Last week, U.S. President Barack Obama lifted the moratorium on deepsea drilling in the gulf, seven weeks ahead of schedule. At the same time, the Obama administration unveiled sweeping reforms that will tighten rules on everything from environmental assessments to drilling permits, safeguards against blowouts and spill-response procedures.

Under the new rules, companies will have to install specific types of equipment to prevent blowouts, such as a “deadman” system that automatically shears the drill pipe and seals the well when the signal to the rig is lost. In Canada, the government quietly enacted regulations last December that loosened the requirements for operators to install specific safeguards.

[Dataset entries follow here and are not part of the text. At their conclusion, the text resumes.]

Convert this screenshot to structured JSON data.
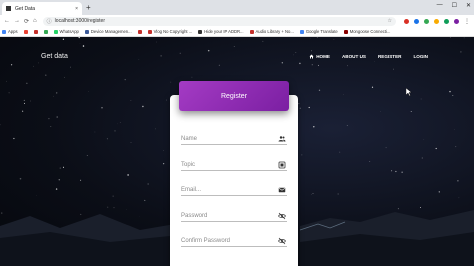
{
  "browser": {
    "tab_title": "Get Data",
    "tab_close": "×",
    "new_tab": "+",
    "url": "localhost:3000/register",
    "window_controls": [
      "—",
      "☐",
      "✕"
    ]
  },
  "bookmarks": [
    {
      "label": "Apps",
      "color": "#4285f4"
    },
    {
      "label": "",
      "color": "#ea4335"
    },
    {
      "label": "",
      "color": "#c4302b"
    },
    {
      "label": "",
      "color": "#34a853"
    },
    {
      "label": "WhatsApp",
      "color": "#25d366"
    },
    {
      "label": "Device Managemen...",
      "color": "#3b5998"
    },
    {
      "label": "",
      "color": "#c4302b"
    },
    {
      "label": "Vlog No Copyright ...",
      "color": "#c4302b"
    },
    {
      "label": "Hide your IP ADDR...",
      "color": "#333333"
    },
    {
      "label": "Audio Library + No...",
      "color": "#c4302b"
    },
    {
      "label": "Google Translate",
      "color": "#4285f4"
    },
    {
      "label": "Mongoose Connecti...",
      "color": "#880000"
    }
  ],
  "site": {
    "brand": "Get data",
    "nav": [
      {
        "label": "HOME",
        "icon": "home-icon"
      },
      {
        "label": "ABOUT US"
      },
      {
        "label": "REGISTER"
      },
      {
        "label": "LOGIN"
      }
    ]
  },
  "form": {
    "header": "Register",
    "fields": [
      {
        "label": "Name",
        "icon": "people-icon"
      },
      {
        "label": "Topic",
        "icon": "topic-icon"
      },
      {
        "label": "Email...",
        "icon": "email-icon"
      },
      {
        "label": "Password",
        "icon": "visibility-off-icon"
      },
      {
        "label": "Confirm Password",
        "icon": "visibility-off-icon"
      }
    ]
  },
  "colors": {
    "header_gradient_start": "#a43bc4",
    "header_gradient_end": "#7b1fa2"
  }
}
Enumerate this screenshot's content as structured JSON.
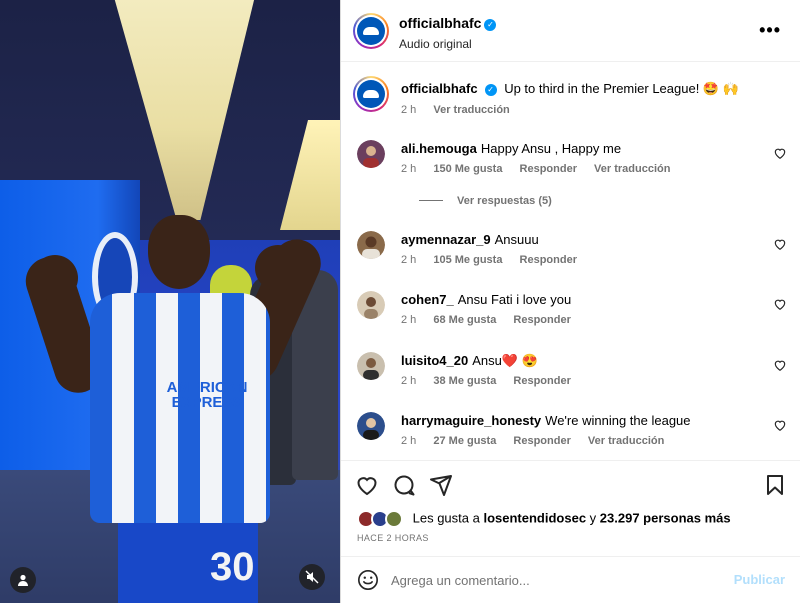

Analysts predict the additional red tape and costs of the U.S. reforms will significantly slow production in the gulf. Wood Mackenzie, a British research firm, projects gulf deepwater production will slip 17 per cent in the next five years, compared with the level expected before the BP spill. In the longer term, analysts expect offshore oil to remain highly attractive to oil companies, for the simple reason that 40 per cent of discoveries in the past decade have been deepwater projects.

In Canada, very little has changed yet on the regulatory front, and new projects continue to be approved.

In August, Chevron acquired a licence to explore for oil in the Beaufort Sea, off the coast of the Northwest Territories and Yukon, after winning the bidding process with a $103-million bid.

More recently, a junior explorer based in Halifax, Corridor Resources Inc., won approval to conduct seismic surveys in the Newfoundland portion of the Gulf of St. Lawrence, a move that has heightened tensions with the Quebec government, which has banned development in its share of the gulf.

There are only a handful of active offshore projects in Canada, all of them off the East Coast, where drilling is regulated by federal-provincial watchdogs. A long-standing moratorium bans drilling off the B.C. coast, and the National Energy Board, which oversees drilling off Canada’s Arctic coast, isn’t expected to approve any drilling in the Beaufort for at least a couple of years.